Barry, I agree that constitutional issues and the importance of Supreme Court nominations should get more coverage during this Presidential campaign. I would like to see this issue discussed at the debate tonight even if Tom Brokaw does not bring it up. The next president will be in a position to potentially choose several Supreme Court Justices, and many believe that Roe v. Wade could hang in the balance.

  

I see no problem with asking the nominees to name “potential” nominees to the Supreme Court tonight. The two candidates have already talked in general terms about the kind of Justice they would nominate for the Court. For example, “McCain has said repeatedly he would nominate justices in the mold of President Bush’s appointees, John Roberts and Samuel Alito, ‘who have a proven record of strict interpretation of the Constitution.’ Among his most crowd-pleasing lines with GOP primary audiences was, ‘One of our greatest problems in America today is justices that legislate from the bench, activist judges.'”

 

By contrast, “Obama has held up as his model Earl Warren, the chief justice who steered a fractured court to the unanimous decision in 1954 that outlawed segregated schools.
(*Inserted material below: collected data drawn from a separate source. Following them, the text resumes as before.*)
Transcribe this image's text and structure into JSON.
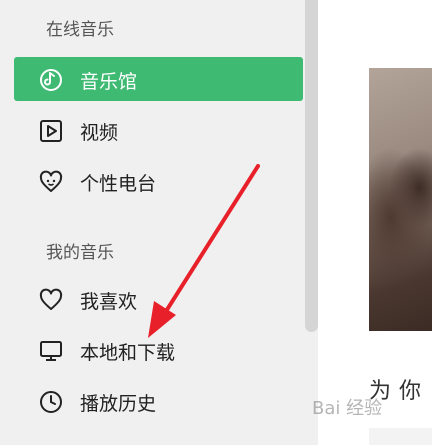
{
  "sidebar": {
    "sections": [
      {
        "title": "在线音乐"
      },
      {
        "title": "我的音乐"
      }
    ],
    "online_items": [
      {
        "label": "音乐馆",
        "icon": "music-hall-icon",
        "active": true
      },
      {
        "label": "视频",
        "icon": "video-play-icon",
        "active": false
      },
      {
        "label": "个性电台",
        "icon": "radio-heart-icon",
        "active": false
      }
    ],
    "my_items": [
      {
        "label": "我喜欢",
        "icon": "heart-icon",
        "active": false
      },
      {
        "label": "本地和下载",
        "icon": "monitor-icon",
        "active": false
      },
      {
        "label": "播放历史",
        "icon": "clock-icon",
        "active": false
      }
    ]
  },
  "main": {
    "hero_caption": "为你"
  },
  "watermark": "Bai 经验",
  "colors": {
    "accent": "#3fba72",
    "sidebar_bg": "#f0f0f0",
    "arrow": "#e8202a"
  }
}
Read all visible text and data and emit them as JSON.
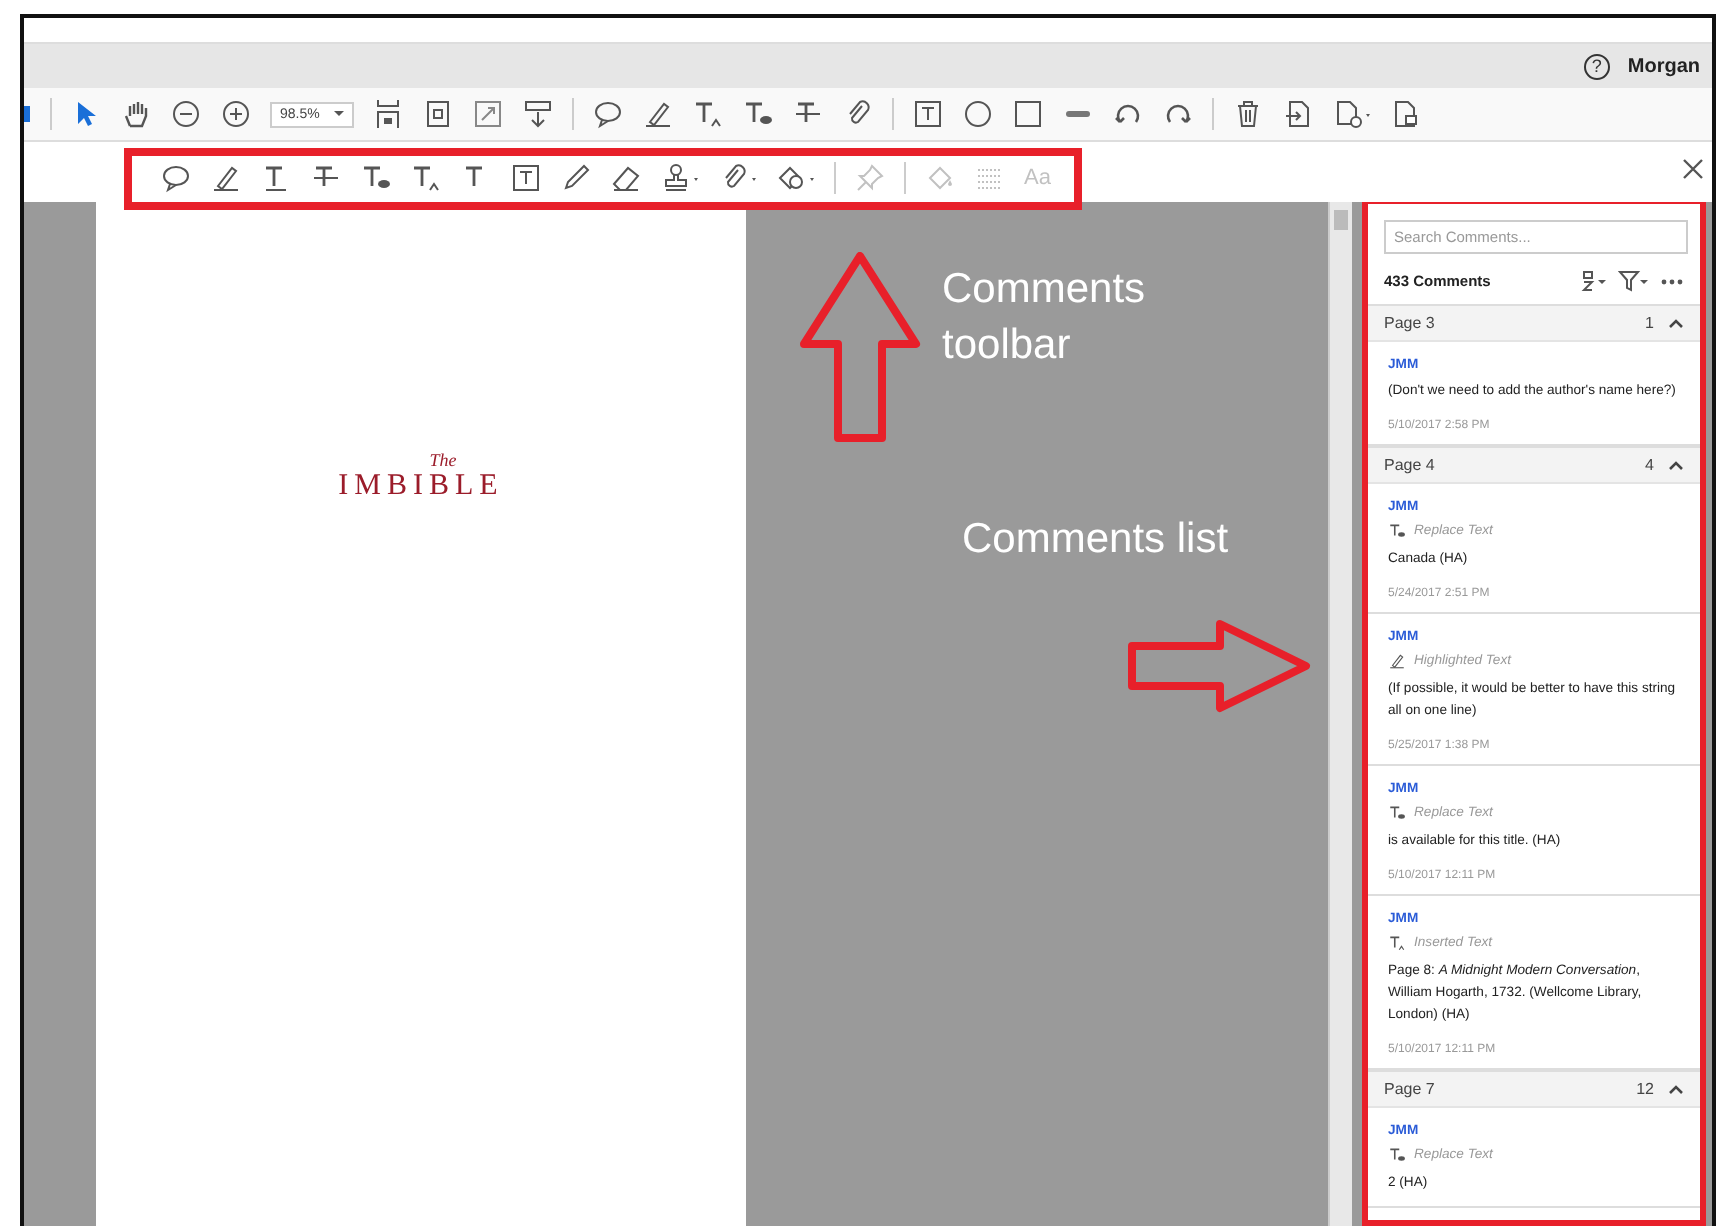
{
  "header": {
    "help": "?",
    "user": "Morgan"
  },
  "main_toolbar": {
    "zoom": "98.5%"
  },
  "comments_toolbar": {
    "style_tools_disabled": true,
    "text_style": "Aa"
  },
  "document": {
    "logo_small": "The",
    "logo": "IMBIBLE"
  },
  "annotations": [
    {
      "kind": "up",
      "label": "Comments toolbar"
    },
    {
      "kind": "right",
      "label": "Comments list"
    }
  ],
  "comments_panel": {
    "search": {
      "placeholder": "Search Comments..."
    },
    "count": "433 Comments",
    "groups": [
      {
        "page": "Page 3",
        "count": "1",
        "expanded": true,
        "comments": [
          {
            "author": "JMM",
            "text": "(Don't we need to add the author's name here?)",
            "date": "5/10/2017  2:58 PM"
          }
        ]
      },
      {
        "page": "Page 4",
        "count": "4",
        "expanded": true,
        "comments": [
          {
            "author": "JMM",
            "kind": "replace",
            "type": "Replace Text",
            "text": "Canada (HA)",
            "date": "5/24/2017  2:51 PM"
          },
          {
            "author": "JMM",
            "kind": "highlight",
            "type": "Highlighted Text",
            "text": "(If possible, it would be better to have this string all on one line)",
            "date": "5/25/2017  1:38 PM"
          },
          {
            "author": "JMM",
            "kind": "replace",
            "type": "Replace Text",
            "text": "is available for this title. (HA)",
            "date": "5/10/2017  12:11 PM"
          },
          {
            "author": "JMM",
            "kind": "insert",
            "type": "Inserted Text",
            "text": "Page 8: *A Midnight Modern Conversation*, William Hogarth, 1732. (Wellcome Library, London) (HA)",
            "date": "5/10/2017  12:11 PM"
          }
        ]
      },
      {
        "page": "Page 7",
        "count": "12",
        "expanded": true,
        "comments": [
          {
            "author": "JMM",
            "kind": "replace",
            "type": "Replace Text",
            "text": "2 (HA)"
          }
        ]
      }
    ]
  }
}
Warren also presided over an era of the court’s expansion of protection of civil liberties and civil rights in numerous other areas. ‘Part of the role of the courts,’ Obama has said, ‘is going to protect people who may be vulnerable in the political process, the outsider, the minority, those who are vulnerable, those who don’t have a lot of clout.’ He has also said that he ‘would not appoint somebody who doesn’t believe in the right to privacy,’ the legal doctrine that is the foundation of Roe v. Wade.”

 

The next President will likely shape the course of the Supreme Court which, in turn, will impact the ability of the government to take reasonable steps to protect our national security, restrict abortions, and acknowledge our religious heritage in the public square. These are critical issues that the candidates should weigh in on tonight.